The key to understanding this is to recall an AoI of $1 is very unlikely in insurance. Normally it would be much higher. It is helpful to re-base the Amount of Insurance curve to a more common value, for instance the median of the distribution. We'll assume the base level in our example is $200,000.

To re-base the Amount of Insurance curve, divide the Amount of Insurance by the Base AoI prior to log-transforming and running the model. When you transform a variable correctly, it won't change the predictions you make but will change the coefficients returned by the GLM.

Let's pause our example again to look at the smaller version. Suppose we re-base to $200,000. Then the GLM looks like [math]\log(\mu)=\gamma_0+\gamma_1y_1+\gamma_2y_2+\gamma_3y_3[/math] where [math]y_1=x_1[/math] is the Sprinkler variable, [math]y_2=\log\left(\frac{AoI}{Base AoI}\right)[/math], and [math]y_3[/math] is the interaction variable.

Again, let's write out the equations for no sprinkler and sprinkler risks.

No sprinkler	[math]\log(\mu)=\gamma_0+\gamma_2\log\left(\frac{AoI}{Base AoI}\right)[/math]
Sprinkler	[math]\log(\mu)=\gamma_0+\gamma_1+\left(\gamma_2+\gamma_3\right)\log\left(\frac{AoI}{Base AoI}\right)[/math]

Comparing with their counterparts above, the no-sprinkler equations show [math]\gamma_2=\beta_2[/math] and [math]\gamma_0=\beta_0+\beta_2\log(Base AoI)[/math]. That is, the slope of the line is the same but the y-intercept has been re-scaled because we re-scaled the Amount of Insurance.

Substituting these into the second sprinkler equation and comparing it then gives [math]\gamma_3=\beta_3[/math] and [math]\gamma_1=\beta_1+\beta_3\log(Base AoI)[/math].

Now using the re-based GLM, but substituting in for the [math]\beta_i[/math] we get

No sprinkler	[math]\log(\mu)=\beta_0+\beta_2\log(Base AoI)+\beta_2\log\left(\frac{AoI}{Base AoI}\right)[/math]
Sprinkler	[math]\log(\mu)=\beta_0+\beta_2\log(Base AoI)+\left(\beta_1+\beta_3\log(Base AoI)\right)+\left(\beta_2+\beta_3\right)\log\left(\frac{AoI}{Base AoI}\right)[/math]
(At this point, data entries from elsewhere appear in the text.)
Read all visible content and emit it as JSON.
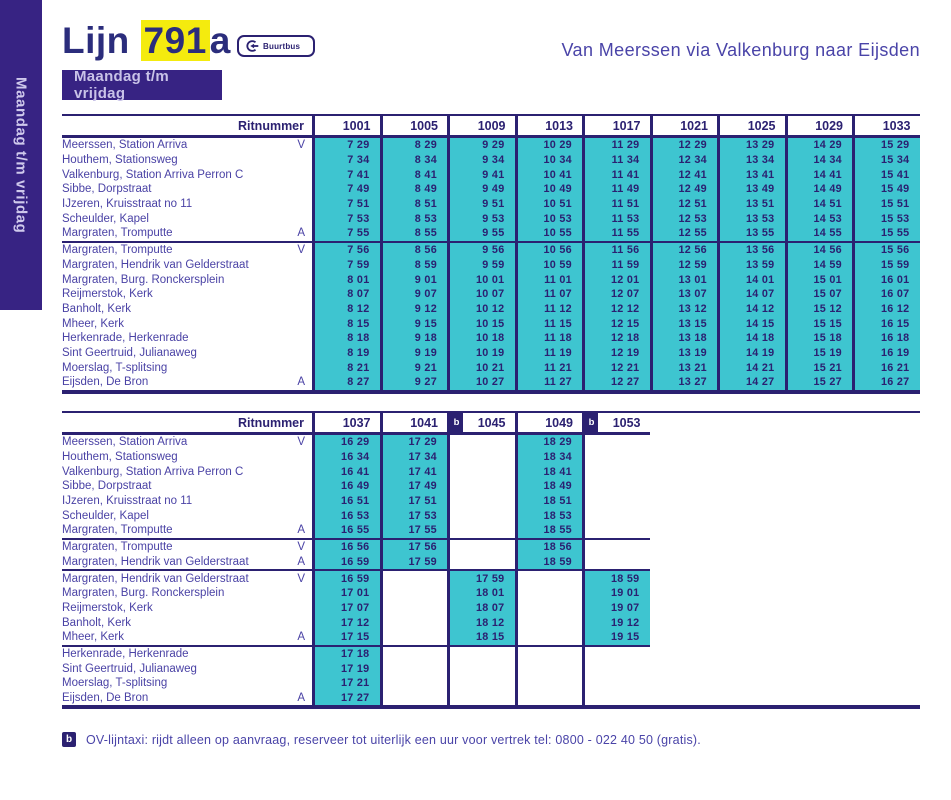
{
  "page": {
    "line_label": "Lijn",
    "line_number": "791",
    "line_suffix": "a",
    "badge_label": "Buurtbus",
    "route_title": "Van Meerssen via Valkenburg naar Eijsden",
    "day_label": "Maandag t/m vrijdag",
    "sidebar_label": "Maandag t/m vrijdag",
    "footnote_symbol": "b",
    "footnote_text": "OV-lijntaxi: rijdt alleen op aanvraag, reserveer tot uiterlijk een uur voor vertrek tel: 0800 - 022 40 50 (gratis)."
  },
  "colors": {
    "navy": "#2b2171",
    "purple": "#372383",
    "teal": "#3ec5d0",
    "yellow": "#f4eb0e",
    "label_purple": "#4a42a5"
  },
  "table1": {
    "header_label": "Ritnummer",
    "columns": [
      "1001",
      "1005",
      "1009",
      "1013",
      "1017",
      "1021",
      "1025",
      "1029",
      "1033"
    ],
    "column_footnotes": [
      "",
      "",
      "",
      "",
      "",
      "",
      "",
      "",
      ""
    ],
    "sections": [
      {
        "rows": [
          {
            "label": "Meerssen, Station Arriva",
            "marker": "V",
            "times": [
              "7 29",
              "8 29",
              "9 29",
              "10 29",
              "11 29",
              "12 29",
              "13 29",
              "14 29",
              "15 29"
            ]
          },
          {
            "label": "Houthem, Stationsweg",
            "marker": "",
            "times": [
              "7 34",
              "8 34",
              "9 34",
              "10 34",
              "11 34",
              "12 34",
              "13 34",
              "14 34",
              "15 34"
            ]
          },
          {
            "label": "Valkenburg, Station Arriva Perron C",
            "marker": "",
            "times": [
              "7 41",
              "8 41",
              "9 41",
              "10 41",
              "11 41",
              "12 41",
              "13 41",
              "14 41",
              "15 41"
            ]
          },
          {
            "label": "Sibbe, Dorpstraat",
            "marker": "",
            "times": [
              "7 49",
              "8 49",
              "9 49",
              "10 49",
              "11 49",
              "12 49",
              "13 49",
              "14 49",
              "15 49"
            ]
          },
          {
            "label": "IJzeren, Kruisstraat no 11",
            "marker": "",
            "times": [
              "7 51",
              "8 51",
              "9 51",
              "10 51",
              "11 51",
              "12 51",
              "13 51",
              "14 51",
              "15 51"
            ]
          },
          {
            "label": "Scheulder, Kapel",
            "marker": "",
            "times": [
              "7 53",
              "8 53",
              "9 53",
              "10 53",
              "11 53",
              "12 53",
              "13 53",
              "14 53",
              "15 53"
            ]
          },
          {
            "label": "Margraten, Tromputte",
            "marker": "A",
            "times": [
              "7 55",
              "8 55",
              "9 55",
              "10 55",
              "11 55",
              "12 55",
              "13 55",
              "14 55",
              "15 55"
            ]
          }
        ]
      },
      {
        "rows": [
          {
            "label": "Margraten, Tromputte",
            "marker": "V",
            "times": [
              "7 56",
              "8 56",
              "9 56",
              "10 56",
              "11 56",
              "12 56",
              "13 56",
              "14 56",
              "15 56"
            ]
          },
          {
            "label": "Margraten, Hendrik van Gelderstraat",
            "marker": "",
            "times": [
              "7 59",
              "8 59",
              "9 59",
              "10 59",
              "11 59",
              "12 59",
              "13 59",
              "14 59",
              "15 59"
            ]
          },
          {
            "label": "Margraten, Burg. Ronckersplein",
            "marker": "",
            "times": [
              "8 01",
              "9 01",
              "10 01",
              "11 01",
              "12 01",
              "13 01",
              "14 01",
              "15 01",
              "16 01"
            ]
          },
          {
            "label": "Reijmerstok, Kerk",
            "marker": "",
            "times": [
              "8 07",
              "9 07",
              "10 07",
              "11 07",
              "12 07",
              "13 07",
              "14 07",
              "15 07",
              "16 07"
            ]
          },
          {
            "label": "Banholt, Kerk",
            "marker": "",
            "times": [
              "8 12",
              "9 12",
              "10 12",
              "11 12",
              "12 12",
              "13 12",
              "14 12",
              "15 12",
              "16 12"
            ]
          },
          {
            "label": "Mheer, Kerk",
            "marker": "",
            "times": [
              "8 15",
              "9 15",
              "10 15",
              "11 15",
              "12 15",
              "13 15",
              "14 15",
              "15 15",
              "16 15"
            ]
          },
          {
            "label": "Herkenrade, Herkenrade",
            "marker": "",
            "times": [
              "8 18",
              "9 18",
              "10 18",
              "11 18",
              "12 18",
              "13 18",
              "14 18",
              "15 18",
              "16 18"
            ]
          },
          {
            "label": "Sint Geertruid, Julianaweg",
            "marker": "",
            "times": [
              "8 19",
              "9 19",
              "10 19",
              "11 19",
              "12 19",
              "13 19",
              "14 19",
              "15 19",
              "16 19"
            ]
          },
          {
            "label": "Moerslag, T-splitsing",
            "marker": "",
            "times": [
              "8 21",
              "9 21",
              "10 21",
              "11 21",
              "12 21",
              "13 21",
              "14 21",
              "15 21",
              "16 21"
            ]
          },
          {
            "label": "Eijsden, De Bron",
            "marker": "A",
            "times": [
              "8 27",
              "9 27",
              "10 27",
              "11 27",
              "12 27",
              "13 27",
              "14 27",
              "15 27",
              "16 27"
            ]
          }
        ]
      }
    ]
  },
  "table2": {
    "header_label": "Ritnummer",
    "columns": [
      "1037",
      "1041",
      "1045",
      "1049",
      "1053"
    ],
    "column_footnotes": [
      "",
      "",
      "b",
      "",
      "b"
    ],
    "sections": [
      {
        "rows": [
          {
            "label": "Meerssen, Station Arriva",
            "marker": "V",
            "times": [
              "16 29",
              "17 29",
              "",
              "18 29",
              ""
            ]
          },
          {
            "label": "Houthem, Stationsweg",
            "marker": "",
            "times": [
              "16 34",
              "17 34",
              "",
              "18 34",
              ""
            ]
          },
          {
            "label": "Valkenburg, Station Arriva Perron C",
            "marker": "",
            "times": [
              "16 41",
              "17 41",
              "",
              "18 41",
              ""
            ]
          },
          {
            "label": "Sibbe, Dorpstraat",
            "marker": "",
            "times": [
              "16 49",
              "17 49",
              "",
              "18 49",
              ""
            ]
          },
          {
            "label": "IJzeren, Kruisstraat no 11",
            "marker": "",
            "times": [
              "16 51",
              "17 51",
              "",
              "18 51",
              ""
            ]
          },
          {
            "label": "Scheulder, Kapel",
            "marker": "",
            "times": [
              "16 53",
              "17 53",
              "",
              "18 53",
              ""
            ]
          },
          {
            "label": "Margraten, Tromputte",
            "marker": "A",
            "times": [
              "16 55",
              "17 55",
              "",
              "18 55",
              ""
            ]
          }
        ]
      },
      {
        "rows": [
          {
            "label": "Margraten, Tromputte",
            "marker": "V",
            "times": [
              "16 56",
              "17 56",
              "",
              "18 56",
              ""
            ]
          },
          {
            "label": "Margraten, Hendrik van Gelderstraat",
            "marker": "A",
            "times": [
              "16 59",
              "17 59",
              "",
              "18 59",
              ""
            ]
          }
        ]
      },
      {
        "rows": [
          {
            "label": "Margraten, Hendrik van Gelderstraat",
            "marker": "V",
            "times": [
              "16 59",
              "",
              "17 59",
              "",
              "18 59"
            ]
          },
          {
            "label": "Margraten, Burg. Ronckersplein",
            "marker": "",
            "times": [
              "17 01",
              "",
              "18 01",
              "",
              "19 01"
            ]
          },
          {
            "label": "Reijmerstok, Kerk",
            "marker": "",
            "times": [
              "17 07",
              "",
              "18 07",
              "",
              "19 07"
            ]
          },
          {
            "label": "Banholt, Kerk",
            "marker": "",
            "times": [
              "17 12",
              "",
              "18 12",
              "",
              "19 12"
            ]
          },
          {
            "label": "Mheer, Kerk",
            "marker": "A",
            "times": [
              "17 15",
              "",
              "18 15",
              "",
              "19 15"
            ]
          }
        ]
      },
      {
        "rows": [
          {
            "label": "Herkenrade, Herkenrade",
            "marker": "",
            "times": [
              "17 18",
              "",
              "",
              "",
              ""
            ]
          },
          {
            "label": "Sint Geertruid, Julianaweg",
            "marker": "",
            "times": [
              "17 19",
              "",
              "",
              "",
              ""
            ]
          },
          {
            "label": "Moerslag, T-splitsing",
            "marker": "",
            "times": [
              "17 21",
              "",
              "",
              "",
              ""
            ]
          },
          {
            "label": "Eijsden, De Bron",
            "marker": "A",
            "times": [
              "17 27",
              "",
              "",
              "",
              ""
            ]
          }
        ]
      }
    ]
  }
}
Evaluating these equations at base level sets [math]\log\left(\frac{AoI}{Base AoI}\right)=0[/math]. We can then observe that at the base level, the difference between a risk with sprinklers and a risk without is [math]\beta_1+\beta_3\log(Base AoI)=\gamma_1[/math]. That is, the coefficient of the main effect in the re-based GLM shows the discount received by a risk with sprinklers and base Amount of Insurance.

Returning to the example, this means it's very hard to look at the coefficient of the main effect for an interacted variable and say whether or no they receive a discount. It all depends on where the base is. This is illustrated in the right hand diagram of Figure 1 above. The model coefficients produced by the GLM using the re-based Amount of Insurance variable are shown in Table 5 below.
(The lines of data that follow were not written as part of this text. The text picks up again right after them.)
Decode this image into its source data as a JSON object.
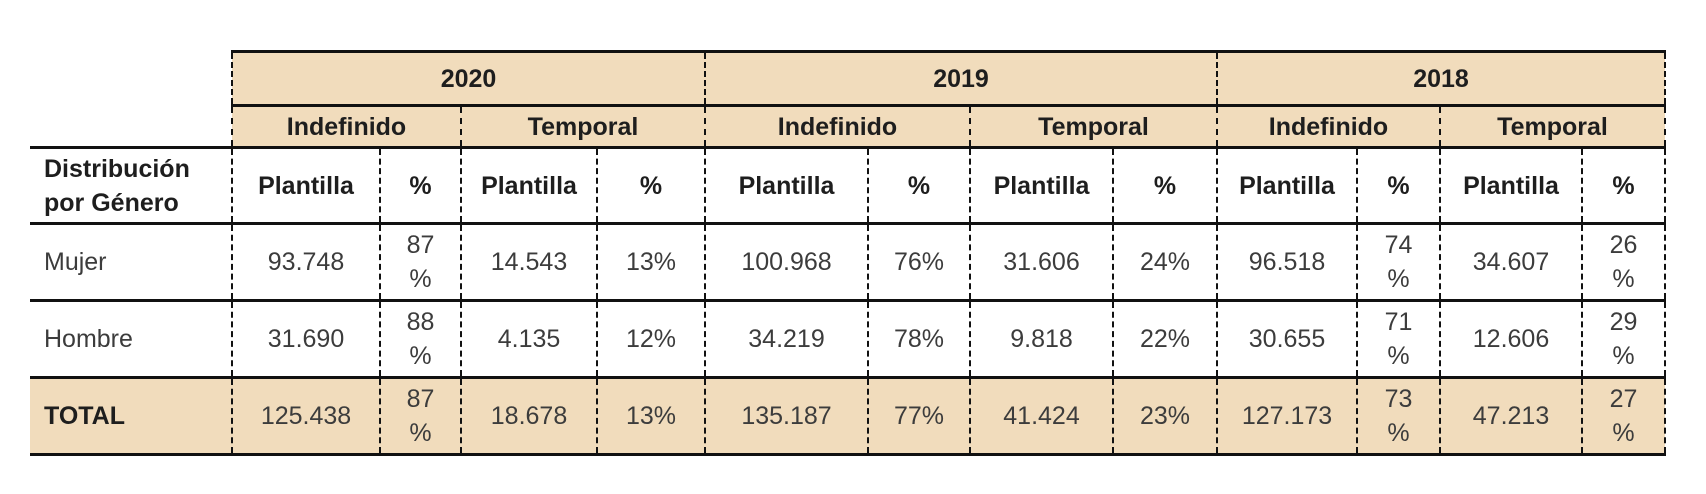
{
  "table": {
    "corner_label": "Distribución por Género",
    "years": [
      "2020",
      "2019",
      "2018"
    ],
    "contract_types": [
      "Indefinido",
      "Temporal"
    ],
    "column_headers": [
      "Plantilla",
      "%"
    ],
    "rows": [
      {
        "label": "Mujer",
        "values": [
          "93.748",
          "87 %",
          "14.543",
          "13%",
          "100.968",
          "76%",
          "31.606",
          "24%",
          "96.518",
          "74 %",
          "34.607",
          "26 %"
        ]
      },
      {
        "label": "Hombre",
        "values": [
          "31.690",
          "88 %",
          "4.135",
          "12%",
          "34.219",
          "78%",
          "9.818",
          "22%",
          "30.655",
          "71 %",
          "12.606",
          "29 %"
        ]
      },
      {
        "label": "TOTAL",
        "values": [
          "125.438",
          "87 %",
          "18.678",
          "13%",
          "135.187",
          "77%",
          "41.424",
          "23%",
          "127.173",
          "73 %",
          "47.213",
          "27 %"
        ],
        "total": true
      }
    ]
  },
  "colors": {
    "header_fill": "#f1dcbc",
    "border": "#111111"
  }
}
Table 5: The model of Table 4 with [math]\log(AoI)[/math] centered at $200,000

Question: What are two advantages of re-basing variables to their base level?

Solution:

The intercept term represents the average (frequency/severity/pure premium etc.) at base levels which is intuitive/easier to interpret.
When a variable is not centered on its base level the coefficient of the GLM may have the opposite sign to what is expected. By centering a variable on its base level the GLM coefficients become more intuitive to understand.
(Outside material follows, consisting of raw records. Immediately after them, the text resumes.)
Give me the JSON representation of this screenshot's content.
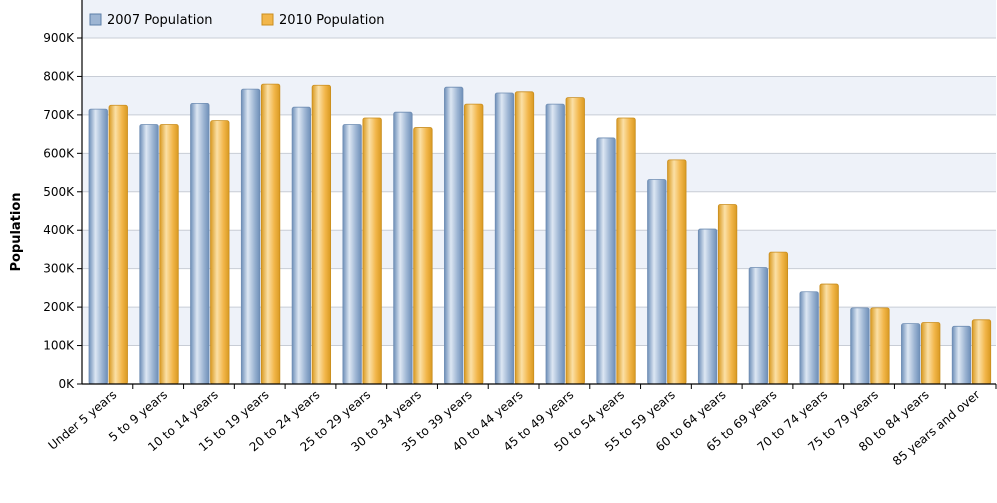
{
  "chart_data": {
    "type": "bar",
    "title": "",
    "xlabel": "",
    "ylabel": "Population",
    "ylim": [
      0,
      900000
    ],
    "yticks": [
      {
        "value": 0,
        "label": "0K"
      },
      {
        "value": 100000,
        "label": "100K"
      },
      {
        "value": 200000,
        "label": "200K"
      },
      {
        "value": 300000,
        "label": "300K"
      },
      {
        "value": 400000,
        "label": "400K"
      },
      {
        "value": 500000,
        "label": "500K"
      },
      {
        "value": 600000,
        "label": "600K"
      },
      {
        "value": 700000,
        "label": "700K"
      },
      {
        "value": 800000,
        "label": "800K"
      },
      {
        "value": 900000,
        "label": "900K"
      }
    ],
    "categories": [
      "Under 5 years",
      "5 to 9 years",
      "10 to 14 years",
      "15 to 19 years",
      "20 to 24 years",
      "25 to 29 years",
      "30 to 34 years",
      "35 to 39 years",
      "40 to 44 years",
      "45 to 49 years",
      "50 to 54 years",
      "55 to 59 years",
      "60 to 64 years",
      "65 to 69 years",
      "70 to 74 years",
      "75 to 79 years",
      "80 to 84 years",
      "85 years and over"
    ],
    "series": [
      {
        "name": "2007 Population",
        "color": "#9db5d3",
        "values": [
          715000,
          675000,
          730000,
          767000,
          720000,
          675000,
          707000,
          772000,
          757000,
          728000,
          640000,
          532000,
          403000,
          303000,
          240000,
          198000,
          157000,
          150000
        ]
      },
      {
        "name": "2010 Population",
        "color": "#f2b64a",
        "values": [
          725000,
          675000,
          685000,
          780000,
          777000,
          692000,
          667000,
          728000,
          760000,
          745000,
          692000,
          583000,
          467000,
          343000,
          260000,
          198000,
          160000,
          167000
        ]
      }
    ],
    "grid": true,
    "legend": "top-left"
  },
  "colors": {
    "band_light": "#eef2f9",
    "band_white": "#ffffff",
    "gridline": "#c8cdd6",
    "axis": "#000000"
  }
}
Interacting Two Continuous Variables

Determining whether or not the interaction term between two continuous variables is significant or not can be done using perspective plots. We produce two perspective plots, one for the model with the interaction term and the other for the model without the interaction term.

A perspective plot graphs the predictors on the x and y axes and the relative log response on the z-axis (see Figure 2 below). The response is relative because each graph is re-scaled to a common scale to allow for easy comparison between them.

If the two predictor plots look significantly different then the interaction term is likely significant. Ultimately, you should use the p-value to help determine significance.